In todays world the focus on environmentally friendly energy sources is ever increasing. Perhaps Penrose’s idea from the seventies must be used… I originally wrote the below post for the Facebook page “UiS Cosmology” (https://www.facebook.com/uiscosmology/?fref=nf):
In 1971 Penrose and Floyd published a paper suggesting a mechanism to extract energy from a black hole. In their paper  they motivate their study from an analogous mechanism in the theory of pulsars (discovered in 1967), which are rotating neutron stars emitting energy in the form of radiation. These rotating stars have an enormous magnetic field (about a billion times as strong as that of the earth!) attached to it. Not only would compasses work outside the star, but one could extract energy from these fields. Penrose and Floyd now wanted to see if it was possible to extract energy from a rotating black hole! A black hole is extremely massive, so one could potentially expect this to be a huge battery of energy. Their hope wasn’t to extract energy from magnetic fields, however, but rotational energy.

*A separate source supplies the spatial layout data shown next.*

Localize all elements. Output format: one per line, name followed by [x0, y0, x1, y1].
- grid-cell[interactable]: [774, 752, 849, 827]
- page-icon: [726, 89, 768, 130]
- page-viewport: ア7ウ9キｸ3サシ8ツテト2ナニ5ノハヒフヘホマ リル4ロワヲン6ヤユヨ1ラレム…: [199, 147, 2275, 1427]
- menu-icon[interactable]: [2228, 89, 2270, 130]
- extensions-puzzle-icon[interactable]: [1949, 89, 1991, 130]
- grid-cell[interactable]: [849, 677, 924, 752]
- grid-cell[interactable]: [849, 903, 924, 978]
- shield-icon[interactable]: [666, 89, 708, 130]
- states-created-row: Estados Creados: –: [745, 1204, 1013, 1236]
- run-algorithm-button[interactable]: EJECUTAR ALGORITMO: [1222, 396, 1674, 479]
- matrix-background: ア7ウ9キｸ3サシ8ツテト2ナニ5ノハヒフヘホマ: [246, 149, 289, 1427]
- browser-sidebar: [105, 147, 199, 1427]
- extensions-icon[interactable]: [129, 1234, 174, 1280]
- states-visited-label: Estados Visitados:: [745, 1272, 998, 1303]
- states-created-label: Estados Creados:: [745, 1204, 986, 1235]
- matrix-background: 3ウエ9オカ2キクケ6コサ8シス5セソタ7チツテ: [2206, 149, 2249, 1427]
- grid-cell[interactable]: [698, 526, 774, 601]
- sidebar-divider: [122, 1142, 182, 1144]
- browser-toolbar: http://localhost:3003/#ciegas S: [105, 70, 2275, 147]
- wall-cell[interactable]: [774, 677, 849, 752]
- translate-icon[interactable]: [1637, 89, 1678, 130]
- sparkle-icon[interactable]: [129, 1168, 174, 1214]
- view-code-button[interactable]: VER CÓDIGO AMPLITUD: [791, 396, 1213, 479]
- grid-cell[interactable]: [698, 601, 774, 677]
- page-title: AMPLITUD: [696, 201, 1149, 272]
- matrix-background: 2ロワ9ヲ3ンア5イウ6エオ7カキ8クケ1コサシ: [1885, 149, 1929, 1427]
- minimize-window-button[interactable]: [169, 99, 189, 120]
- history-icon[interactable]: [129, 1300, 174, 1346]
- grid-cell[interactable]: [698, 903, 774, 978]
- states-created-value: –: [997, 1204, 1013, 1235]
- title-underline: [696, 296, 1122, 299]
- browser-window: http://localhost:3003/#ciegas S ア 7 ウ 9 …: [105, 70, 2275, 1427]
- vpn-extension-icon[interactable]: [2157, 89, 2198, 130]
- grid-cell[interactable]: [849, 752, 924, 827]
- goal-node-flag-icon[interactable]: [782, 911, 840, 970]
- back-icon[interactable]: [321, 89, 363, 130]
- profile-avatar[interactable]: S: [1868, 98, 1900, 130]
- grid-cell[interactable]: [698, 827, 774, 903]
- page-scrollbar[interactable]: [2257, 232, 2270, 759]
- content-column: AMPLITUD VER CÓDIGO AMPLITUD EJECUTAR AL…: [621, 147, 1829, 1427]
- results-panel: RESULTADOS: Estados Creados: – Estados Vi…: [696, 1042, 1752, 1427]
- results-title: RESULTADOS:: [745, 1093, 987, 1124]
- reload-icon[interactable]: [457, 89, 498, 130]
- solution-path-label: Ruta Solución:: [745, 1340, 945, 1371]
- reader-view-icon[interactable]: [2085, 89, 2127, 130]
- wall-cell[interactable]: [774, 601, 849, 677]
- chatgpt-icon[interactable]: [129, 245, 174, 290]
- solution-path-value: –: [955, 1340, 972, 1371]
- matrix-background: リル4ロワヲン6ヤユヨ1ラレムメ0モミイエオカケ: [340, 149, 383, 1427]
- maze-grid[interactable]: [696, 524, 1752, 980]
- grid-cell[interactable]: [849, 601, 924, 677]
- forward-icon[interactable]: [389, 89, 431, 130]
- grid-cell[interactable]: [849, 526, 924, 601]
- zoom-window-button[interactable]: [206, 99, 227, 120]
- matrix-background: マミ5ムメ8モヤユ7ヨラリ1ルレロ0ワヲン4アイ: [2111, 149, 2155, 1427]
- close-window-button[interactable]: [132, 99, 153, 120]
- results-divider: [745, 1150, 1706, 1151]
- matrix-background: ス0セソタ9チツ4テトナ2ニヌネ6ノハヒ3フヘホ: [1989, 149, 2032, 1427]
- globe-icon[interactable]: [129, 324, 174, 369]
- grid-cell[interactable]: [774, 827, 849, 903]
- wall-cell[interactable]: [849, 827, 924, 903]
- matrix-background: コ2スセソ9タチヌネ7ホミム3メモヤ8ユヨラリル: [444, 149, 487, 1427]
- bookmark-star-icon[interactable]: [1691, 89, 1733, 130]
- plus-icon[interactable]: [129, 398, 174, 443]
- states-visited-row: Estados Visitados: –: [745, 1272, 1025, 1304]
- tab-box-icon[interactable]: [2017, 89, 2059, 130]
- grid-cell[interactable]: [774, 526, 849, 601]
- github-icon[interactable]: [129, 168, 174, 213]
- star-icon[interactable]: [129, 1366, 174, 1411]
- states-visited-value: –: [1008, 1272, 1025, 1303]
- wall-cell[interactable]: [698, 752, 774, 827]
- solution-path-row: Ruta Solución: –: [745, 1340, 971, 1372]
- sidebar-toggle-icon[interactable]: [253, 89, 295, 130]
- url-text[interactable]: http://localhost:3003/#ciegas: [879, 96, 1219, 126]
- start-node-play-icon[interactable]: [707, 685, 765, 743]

You might wonder how this could possibly work, since no information can escape out over the horizon of a black hole. The reason for the speculation is, however, grounded in the so-called Kerr solution to Einstein’s equations, which describes a rotating black hole. For a rotating black hole there is the so-called “stationary limit”, which lies outside the horizon, and a particle travelling with the local speed of light will appear stationary from the outside. More importantly in this case: it is theoretically possible for a particle to have negative energy in this region. Penrose therefore suggested that one could drop a particle from the outside and into this region. In this region the particle should split in two in such a way that one of the particles get negative energy, whereas the other (due to energy conservation) gets more energy. This latter particle would therefore escape back out with more energy than it had when it came in. Voila! Rotational energy extracted from a black hole.
The process nowadays bears the name “The Penrose process”, but has certainly not been physically realised as of yet.